Every day felt like I was making a decision: do I choose to appeal to my own happiness or appeal to the happiness of the market and the “man:? It may sound like a miniscule problem, but even as I reflect on it now and write about it, it absorbs me. I am nowhere close to solving this dilemma, and I have realized that it is not just a problem I face; it is generational, and I can see my peers suffering around me, too.
This dichotomy is what I have begun to call the “politics of success.” It is the constant dialogue occurring in the minds of young adults trapped in a capitalist society. It is the never-ending decision making, split between valuing oneself and valuing our investment in the state. Even when we no longer want to value the system, it is hard to function from outside it.

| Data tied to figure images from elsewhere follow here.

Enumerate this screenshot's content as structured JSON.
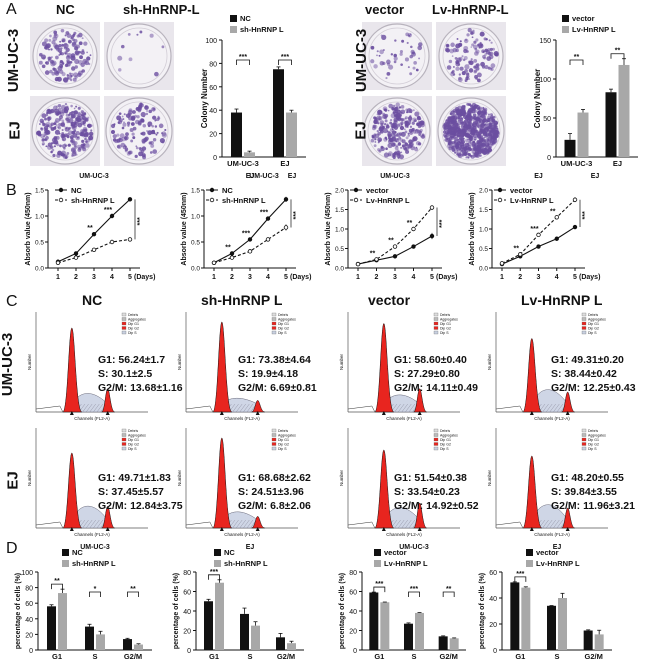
{
  "panels": {
    "A": "A",
    "B": "B",
    "C": "C",
    "D": "D"
  },
  "panelA": {
    "left_headers": [
      "NC",
      "sh-HnRNP-L"
    ],
    "right_headers": [
      "vector",
      "Lv-HnRNP-L"
    ],
    "row_labels": [
      "UM-UC-3",
      "EJ"
    ]
  },
  "panelC": {
    "column_headers": [
      "NC",
      "sh-HnRNP L",
      "vector",
      "Lv-HnRNP L"
    ],
    "row_labels": [
      "UM-UC-3",
      "EJ"
    ],
    "xlabel": "Channels (FL2-A)",
    "ylabel": "Number",
    "legend": [
      "Debris",
      "Aggregates",
      "Dip G1",
      "Dip G2",
      "Dip S"
    ],
    "stats": [
      [
        "G1: 56.24±1.7",
        "S: 30.1±2.5",
        "G2/M: 13.68±1.16"
      ],
      [
        "G1: 73.38±4.64",
        "S: 19.9±4.18",
        "G2/M: 6.69±0.81"
      ],
      [
        "G1: 58.60±0.40",
        "S: 27.29±0.80",
        "G2/M: 14.11±0.49"
      ],
      [
        "G1: 49.31±0.20",
        "S: 38.44±0.42",
        "G2/M: 12.25±0.43"
      ],
      [
        "G1: 49.71±1.83",
        "S: 37.45±5.57",
        "G2/M: 12.84±3.75"
      ],
      [
        "G1: 68.68±2.62",
        "S: 24.51±3.96",
        "G2/M: 6.8±2.06"
      ],
      [
        "G1: 51.54±0.38",
        "S: 33.54±0.23",
        "G2/M: 14.92±0.52"
      ],
      [
        "G1: 48.20±0.55",
        "S: 39.84±3.55",
        "G2/M: 11.96±3.21"
      ]
    ]
  },
  "colors": {
    "black": "#111111",
    "gray": "#a8a8a8",
    "red": "#e8251f",
    "purple": "#6b4ea0"
  },
  "chart_data": [
    {
      "type": "bar",
      "id": "A-left",
      "ylabel": "Colony Number",
      "categories": [
        "UM-UC-3",
        "EJ"
      ],
      "ylim": [
        0,
        100
      ],
      "yticks": [
        0,
        20,
        40,
        60,
        80,
        100
      ],
      "series": [
        {
          "name": "NC",
          "values": [
            38,
            75
          ],
          "err": [
            3,
            2
          ]
        },
        {
          "name": "sh-HnRNP L",
          "values": [
            4,
            38
          ],
          "err": [
            1,
            2
          ]
        }
      ],
      "sig": [
        "***",
        "***"
      ]
    },
    {
      "type": "bar",
      "id": "A-right",
      "ylabel": "Colony Number",
      "categories": [
        "UM-UC-3",
        "EJ"
      ],
      "ylim": [
        0,
        150
      ],
      "yticks": [
        0,
        50,
        100,
        150
      ],
      "series": [
        {
          "name": "vector",
          "values": [
            22,
            83
          ],
          "err": [
            8,
            4
          ]
        },
        {
          "name": "Lv-HnRNP L",
          "values": [
            57,
            118
          ],
          "err": [
            4,
            8
          ]
        }
      ],
      "sig": [
        "**",
        "**"
      ]
    },
    {
      "type": "line",
      "id": "B1",
      "title": "UM-UC-3",
      "ylabel": "Absorb value (450nm)",
      "x": [
        1,
        2,
        3,
        4,
        5
      ],
      "xlabel_suffix": "(Days)",
      "ylim": [
        0,
        1.5
      ],
      "yticks": [
        0.0,
        0.5,
        1.0,
        1.5
      ],
      "series": [
        {
          "name": "NC",
          "values": [
            0.12,
            0.28,
            0.65,
            1.0,
            1.32
          ],
          "err": [
            0.01,
            0.02,
            0.03,
            0.04,
            0.04
          ]
        },
        {
          "name": "sh-HnRNP L",
          "values": [
            0.1,
            0.2,
            0.35,
            0.5,
            0.55
          ],
          "err": [
            0.01,
            0.02,
            0.03,
            0.03,
            0.03
          ]
        }
      ],
      "sig": [
        "**",
        "***",
        "***"
      ]
    },
    {
      "type": "line",
      "id": "B2",
      "title": "EJ",
      "ylabel": "Absorb value (450nm)",
      "x": [
        1,
        2,
        3,
        4,
        5
      ],
      "xlabel_suffix": "(Days)",
      "ylim": [
        0,
        1.5
      ],
      "yticks": [
        0.0,
        0.5,
        1.0,
        1.5
      ],
      "series": [
        {
          "name": "NC",
          "values": [
            0.1,
            0.28,
            0.55,
            0.95,
            1.32
          ],
          "err": [
            0.01,
            0.02,
            0.03,
            0.04,
            0.05
          ]
        },
        {
          "name": "sh-HnRNP L",
          "values": [
            0.1,
            0.2,
            0.32,
            0.55,
            0.78
          ],
          "err": [
            0.01,
            0.02,
            0.03,
            0.04,
            0.06
          ]
        }
      ],
      "sig": [
        "**",
        "***",
        "***",
        "***"
      ]
    },
    {
      "type": "line",
      "id": "B3",
      "title": "UM-UC-3",
      "ylabel": "Absorb value (450nm)",
      "x": [
        1,
        2,
        3,
        4,
        5
      ],
      "xlabel_suffix": "(Days)",
      "ylim": [
        0,
        2.0
      ],
      "yticks": [
        0.0,
        0.5,
        1.0,
        1.5,
        2.0
      ],
      "series": [
        {
          "name": "vector",
          "values": [
            0.1,
            0.2,
            0.3,
            0.55,
            0.82
          ],
          "err": [
            0.01,
            0.02,
            0.03,
            0.05,
            0.08
          ]
        },
        {
          "name": "Lv-HnRNP L",
          "values": [
            0.1,
            0.22,
            0.55,
            1.0,
            1.55
          ],
          "err": [
            0.01,
            0.02,
            0.04,
            0.05,
            0.06
          ]
        }
      ],
      "sig": [
        "**",
        "**",
        "**",
        "***"
      ]
    },
    {
      "type": "line",
      "id": "B4",
      "title": "EJ",
      "ylabel": "Absorb value (450nm)",
      "x": [
        1,
        2,
        3,
        4,
        5
      ],
      "xlabel_suffix": "(Days)",
      "ylim": [
        0,
        2.0
      ],
      "yticks": [
        0.0,
        0.5,
        1.0,
        1.5,
        2.0
      ],
      "series": [
        {
          "name": "vector",
          "values": [
            0.1,
            0.3,
            0.55,
            0.75,
            1.05
          ],
          "err": [
            0.01,
            0.02,
            0.03,
            0.04,
            0.05
          ]
        },
        {
          "name": "Lv-HnRNP L",
          "values": [
            0.12,
            0.35,
            0.85,
            1.3,
            1.75
          ],
          "err": [
            0.01,
            0.02,
            0.04,
            0.05,
            0.06
          ]
        }
      ],
      "sig": [
        "**",
        "***",
        "**",
        "***"
      ]
    },
    {
      "type": "bar",
      "id": "D1",
      "title": "UM-UC-3",
      "ylabel": "percentage of cells (%)",
      "categories": [
        "G1",
        "S",
        "G2/M"
      ],
      "ylim": [
        0,
        100
      ],
      "yticks": [
        0,
        20,
        40,
        60,
        80,
        100
      ],
      "series": [
        {
          "name": "NC",
          "values": [
            56,
            30,
            14
          ],
          "err": [
            2,
            3,
            1
          ]
        },
        {
          "name": "sh-HnRNP L",
          "values": [
            73,
            20,
            7
          ],
          "err": [
            5,
            4,
            1
          ]
        }
      ],
      "sig": [
        "**",
        "*",
        "**"
      ]
    },
    {
      "type": "bar",
      "id": "D2",
      "title": "EJ",
      "ylabel": "percentage of cells (%)",
      "categories": [
        "G1",
        "S",
        "G2/M"
      ],
      "ylim": [
        0,
        80
      ],
      "yticks": [
        0,
        20,
        40,
        60,
        80
      ],
      "series": [
        {
          "name": "NC",
          "values": [
            50,
            37,
            13
          ],
          "err": [
            2,
            6,
            4
          ]
        },
        {
          "name": "sh-HnRNP L",
          "values": [
            69,
            25,
            7
          ],
          "err": [
            3,
            4,
            2
          ]
        }
      ],
      "sig": [
        "***",
        "",
        ""
      ]
    },
    {
      "type": "bar",
      "id": "D3",
      "title": "UM-UC-3",
      "ylabel": "percentage of cells (%)",
      "categories": [
        "G1",
        "S",
        "G2/M"
      ],
      "ylim": [
        0,
        80
      ],
      "yticks": [
        0,
        20,
        40,
        60,
        80
      ],
      "series": [
        {
          "name": "vector",
          "values": [
            59,
            27,
            14
          ],
          "err": [
            0.4,
            0.8,
            0.5
          ]
        },
        {
          "name": "Lv-HnRNP L",
          "values": [
            49,
            38,
            12
          ],
          "err": [
            0.2,
            0.4,
            0.4
          ]
        }
      ],
      "sig": [
        "***",
        "***",
        "**"
      ]
    },
    {
      "type": "bar",
      "id": "D4",
      "title": "EJ",
      "ylabel": "percentage of cells (%)",
      "categories": [
        "G1",
        "S",
        "G2/M"
      ],
      "ylim": [
        0,
        60
      ],
      "yticks": [
        0,
        20,
        40,
        60
      ],
      "series": [
        {
          "name": "vector",
          "values": [
            52,
            34,
            15
          ],
          "err": [
            0.4,
            0.2,
            0.5
          ]
        },
        {
          "name": "Lv-HnRNP L",
          "values": [
            48,
            40,
            12
          ],
          "err": [
            0.6,
            3.6,
            3.2
          ]
        }
      ],
      "sig": [
        "***",
        "",
        ""
      ]
    }
  ]
}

Even when deciding whether we want to attend college or not, we are engaging with the “politics of success.” We are told we have two choices: to pursue higher education, have thousands of dollars of loans to pay for the rest of our lives, and thrive in a corporate setting, or work at McDonalds and live in our parents basements. Not only does this shame people who may want to live their lives doing the latter, or those do not have the financial or physical ability to fit into the “traditional” narrative of success, it reduces the value of education and knowledge. If we are all obtaining our Bachelor’s Degree, does that not mean that we all have paid thousands of dollars to be virtually the same workers? Clearly, the value of our labor means more to the knowledge economy than our own desire to learn and succeed.
To gain the knowledge necessary to fight the system, we must have productive conversations to learn new tactics to fight. We must replace the master’s tools in our toolboxes with our own radical strategies. We must learn to combat capitalist definitions of success.